In TrustTest, test sets are collections of input-output pairs used to evaluate the performance and reliability of AI models. These test sets serve as benchmarks to systematically assess how well models handle various scenarios and requirements.


Key Areas

Predefined Test Sets TrustTest comes with a variety of built-in test sets designed for common evaluation scenarios:

  • Off-topic use cases.
  • Data leakage.
  • Responsibility.

Automatic Test Generation TrustTest provides tools to automatically generate test sets through:

  • Knowledge base.
  • LLM-assisted test creation.

Custom Test Sets Users can create their own test sets by:

  • Defining specific input-output pairs.
  • Importing existing datasets.

Why It Matters

  • Comprehensive Evaluation Test sets provide a structured way to evaluate models across different scenarios and requirements.
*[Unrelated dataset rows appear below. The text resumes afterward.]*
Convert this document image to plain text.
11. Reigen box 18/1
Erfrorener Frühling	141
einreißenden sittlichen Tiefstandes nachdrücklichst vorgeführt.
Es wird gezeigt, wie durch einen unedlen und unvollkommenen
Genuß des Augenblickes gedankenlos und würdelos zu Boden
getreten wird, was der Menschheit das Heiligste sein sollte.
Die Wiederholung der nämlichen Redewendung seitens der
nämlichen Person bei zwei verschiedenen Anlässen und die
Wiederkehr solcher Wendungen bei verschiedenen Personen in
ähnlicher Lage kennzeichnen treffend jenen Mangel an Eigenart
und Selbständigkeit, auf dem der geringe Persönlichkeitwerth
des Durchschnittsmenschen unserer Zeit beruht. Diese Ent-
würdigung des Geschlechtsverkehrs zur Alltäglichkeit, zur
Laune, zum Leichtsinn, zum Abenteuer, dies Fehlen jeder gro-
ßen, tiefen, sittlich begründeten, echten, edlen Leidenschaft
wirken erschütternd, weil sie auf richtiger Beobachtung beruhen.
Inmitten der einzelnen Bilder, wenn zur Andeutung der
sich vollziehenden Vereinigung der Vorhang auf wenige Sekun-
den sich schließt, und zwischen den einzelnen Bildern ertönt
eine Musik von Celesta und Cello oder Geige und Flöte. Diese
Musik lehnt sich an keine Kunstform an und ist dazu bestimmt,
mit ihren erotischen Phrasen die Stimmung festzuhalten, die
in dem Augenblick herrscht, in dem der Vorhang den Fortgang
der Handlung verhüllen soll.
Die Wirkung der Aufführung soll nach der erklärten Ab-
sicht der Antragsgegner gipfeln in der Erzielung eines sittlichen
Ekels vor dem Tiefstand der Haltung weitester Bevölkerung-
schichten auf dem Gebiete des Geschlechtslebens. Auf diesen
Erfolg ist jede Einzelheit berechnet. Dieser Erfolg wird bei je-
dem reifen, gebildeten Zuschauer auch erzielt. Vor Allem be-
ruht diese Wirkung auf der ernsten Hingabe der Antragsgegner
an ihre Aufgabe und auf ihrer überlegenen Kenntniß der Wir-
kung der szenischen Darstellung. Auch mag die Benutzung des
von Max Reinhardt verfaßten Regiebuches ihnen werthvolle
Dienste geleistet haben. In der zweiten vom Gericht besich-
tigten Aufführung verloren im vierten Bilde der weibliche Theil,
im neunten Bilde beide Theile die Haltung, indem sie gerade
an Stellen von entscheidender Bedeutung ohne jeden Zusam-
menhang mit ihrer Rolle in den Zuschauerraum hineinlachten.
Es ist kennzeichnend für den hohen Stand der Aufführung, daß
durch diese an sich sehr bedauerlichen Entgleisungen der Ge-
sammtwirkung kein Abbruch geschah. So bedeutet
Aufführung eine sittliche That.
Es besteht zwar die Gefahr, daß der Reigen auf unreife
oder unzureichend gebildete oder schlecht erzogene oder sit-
  • Reproducible Testing Predefined and automatically generated test sets ensure consistent evaluation across different runs and environments.

  • Efficient Testing Automated test generation saves time and resources while maintaining test quality and coverage.

  • Customizable Assessment The ability to create and modify test sets allows for tailored evaluation based on specific needs and requirements.

  • Quality Assurance Well-designed test sets help identify model weaknesses and areas for improvement, leading to better overall performance.